I. Cinema Museum (Musée du Cinéma)
This tiny museum is part of the Cinémathèque Française, and is a host to a variety of objects on the history of cinema, from cinema projectors and props used in old films, to film costumes, original sketches and old photographs. The general impression on the web is that this museum is exclusively for cinephiles. However, given the nature of the artefacts on display, more people may be interested in visiting it. For example, there is a Mrs. Bates’s skull from Alfred Hitchcock’s famous movie Psycho  on display, and who has not yet seen this psychological thriller masterpiece? It will be interesting for anyone who is into unusual and macabre artefacts, as well as Hitchcockian films. There is also a robot on display from the iconic science-fiction movie by Fritz Lang – Metropolis , and that fact alone can draw many people in, for example, those who are interested in history and science-fiction props. Address: 51 Rue de Bercy, Paris.
II. Museum of Counterfeiting (Musée de la Contrefaçon)
This small museum is unusual because it showcases the counterfeit merchandise. It has many intriguing objects on display from technology items, art and children’s toys to luxury beauty and fashion items, such as watches and ladies’ bags. The interesting thing is that you can compare the items on display because the genuine products are presented alongside their fake counterparts. Some of these objects found their way to the museum through real confiscating procedures, while others were donated. An insightful visit overall for anyone who has at least some interest in the topic. Address: 16 Rue de la Faisanderie, Paris.

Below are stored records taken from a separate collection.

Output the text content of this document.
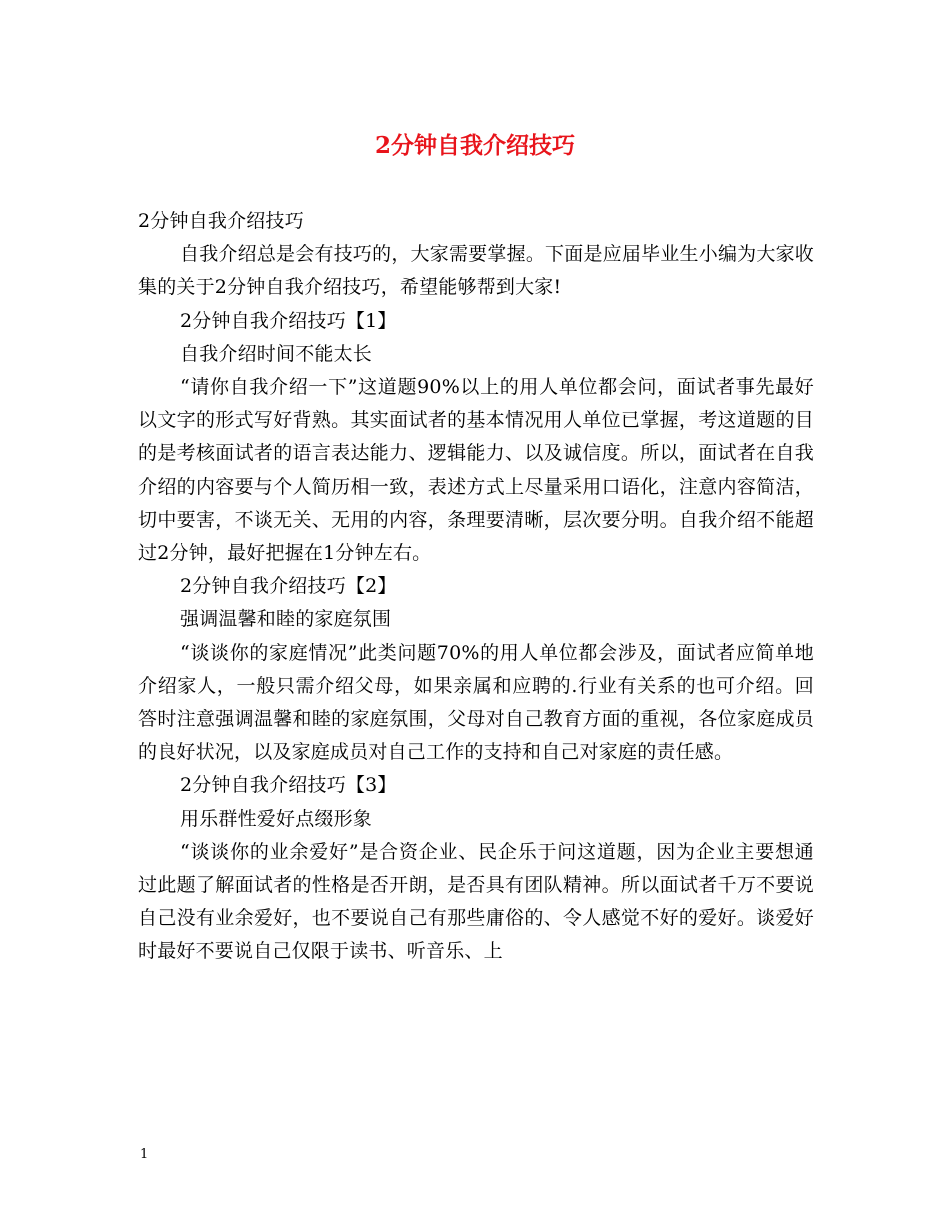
2分钟自我介绍技巧

2分钟自我介绍技巧

自我介绍总是会有技巧的，大家需要掌握。下面是应届毕业生小编为大家收集的关于2分钟自我介绍技巧，希望能够帮到大家!

2分钟自我介绍技巧【1】

自我介绍时间不能太长

“请你自我介绍一下”这道题90%以上的用人单位都会问，面试者事先最好以文字的形式写好背熟。其实面试者的基本情况用人单位已掌握，考这道题的目的是考核面试者的语言表达能力、逻辑能力、以及诚信度。所以，面试者在自我介绍的内容要与个人简历相一致，表述方式上尽量采用口语化，注意内容简洁，切中要害，不谈无关、无用的内容，条理要清晰，层次要分明。自我介绍不能超过2分钟，最好把握在1分钟左右。

2分钟自我介绍技巧【2】

强调温馨和睦的家庭氛围

“谈谈你的家庭情况”此类问题70%的用人单位都会涉及，面试者应简单地介绍家人，一般只需介绍父母，如果亲属和应聘的.行业有关系的也可介绍。回答时注意强调温馨和睦的家庭氛围，父母对自己教育方面的重视，各位家庭成员的良好状况，以及家庭成员对自己工作的支持和自己对家庭的责任感。

2分钟自我介绍技巧【3】

用乐群性爱好点缀形象

“谈谈你的业余爱好”是合资企业、民企乐于问这道题，因为企业主要想通过此题了解面试者的性格是否开朗，是否具有团队精神。所以面试者千万不要说自己没有业余爱好，也不要说自己有那些庸俗的、令人感觉不好的爱好。谈爱好时最好不要说自己仅限于读书、听音乐、上

1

III. Museum of Magic (Musée de la Magie)
If one is a bit tired of the Louvre (I do not see how is that possible, but it happens) and wants to see something unusual, then this little museum offers its visitors a tour of the collection on the history of illusion and magic. There are “magical” objects on display, including the devices used by “magicians” in the past and old toys, as well as surprising pictures and other engravings to contemplate. Moreover, there is a special room dedicated to optical illusions, and the entry price includes the magical show. It is especially recommended for those who are fans of all things magic and illusion. If you need more persuasion to visit this place then Atlas Obscura says that the building housing the museum is actually “the 16th century vaulted cellar of what was once the Marquis de Sade’s house.” The adjoining Musée du Automates may also be worth visiting. Address: 11 Rue Saint-Paul, Paris.